Wednesday, March 09, 2011

Newcastle as it was - 1945

My thanks to Greg Howley for alerting me to this one. The following video posted on-line by Bob Cook is simply called Story of a  City - Newcastle 1945.

Story of a City - Newcastle 1945 from bob cook on Vimeo.

For those who don't know Newcastle, the video brings out very clearly the character of the city as it was in 1945. It also helps explain some of the differences in life and character between Newcastle and the coal fields and areas of New England further north.

This is a self-contained industrial world; political Labor Party and unions, a company town, a very large urban centre by New England standards. The inability to properly bridge this gap cost us the 1967 self-government plebiscite.
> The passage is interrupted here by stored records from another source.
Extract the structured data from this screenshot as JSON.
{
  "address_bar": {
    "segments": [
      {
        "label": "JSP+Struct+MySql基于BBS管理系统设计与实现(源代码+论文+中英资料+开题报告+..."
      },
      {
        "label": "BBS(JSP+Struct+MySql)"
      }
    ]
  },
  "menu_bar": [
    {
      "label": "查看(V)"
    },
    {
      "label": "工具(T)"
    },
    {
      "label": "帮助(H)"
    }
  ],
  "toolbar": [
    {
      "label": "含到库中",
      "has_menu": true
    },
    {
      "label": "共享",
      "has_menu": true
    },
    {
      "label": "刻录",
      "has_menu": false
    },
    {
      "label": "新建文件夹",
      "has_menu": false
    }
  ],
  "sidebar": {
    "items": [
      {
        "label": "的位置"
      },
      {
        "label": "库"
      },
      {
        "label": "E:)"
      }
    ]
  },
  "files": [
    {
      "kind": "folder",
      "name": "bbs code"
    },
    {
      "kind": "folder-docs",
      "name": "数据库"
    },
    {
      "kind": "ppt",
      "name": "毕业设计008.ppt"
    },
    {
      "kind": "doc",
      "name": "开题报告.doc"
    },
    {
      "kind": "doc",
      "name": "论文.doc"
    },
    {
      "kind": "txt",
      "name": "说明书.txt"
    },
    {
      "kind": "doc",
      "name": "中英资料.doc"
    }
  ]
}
Looking at the video from a modern perspective, the steel works is long gone. The busy CBD thronged with people, the CBD I knew when I first stayed in Newcastle, is now something of a wasteland. Many things have been added to Newcastle since the film was originally made, the university is one example, but too many there has been a loss of character and identity.   


Greg said...

Jim, the character of the city has changed enormously since 1945.

Notice the trams. Just 5 years on and Newcastle's extensive tram network (exceeded only by Sydney and Melbourne) was closed by a state government keen to avoid the investment needed to maintain and upgrade the system.

Lake Macquarie is no longer just Newcastle's picnic destination. Newcastle's sprawl now incorporates much of Lake Macquarie and the Lake resident population now exceeds that of Newcastle itself. Waterfront properties on the Lake now routinely come with million dollar price tags.

The earthquake changed the face of the city in 1989 and many fine old buildings were destroyed or extensively damaged and subsequently demolished. The hustle and bustle of Hunter Street is gone and most of the retailing has deserted the city for the suburbs. David Jones closed it's Newcastle Hunter Street store at the end of January 2011 leaving not a single notable retailer in the city.

BHP exited the city in 1999 so the smoke stacks are gone, the air is cleaner and the busy 4.00pm BHP afternoon rush is a thing of the past. Once every Newcastle family had a family member, friend or neighbour who worked at the BHP. More people are now employed in services than industry.

The renowned Royal Newcastle Hospital has also closed and there is no longer any hospital close to the city. It has been replaced by the John Hunter Hospital about 10km to the south west of the city.

Coal now dominates the harbour more than ever before accounting for 95% of the export tonnage.

Houses in the beachside suburbs of Bar Beach and Merewether can no longer be purchased for the equivalent of a days wages per week. Million dollar properties are common there now - even for relatively modest homes.

It is a very different place today. Not all changes have been good.

Jim Belshaw said...

Very interesting, Greg. How do you think these changes have changed the culture of the city?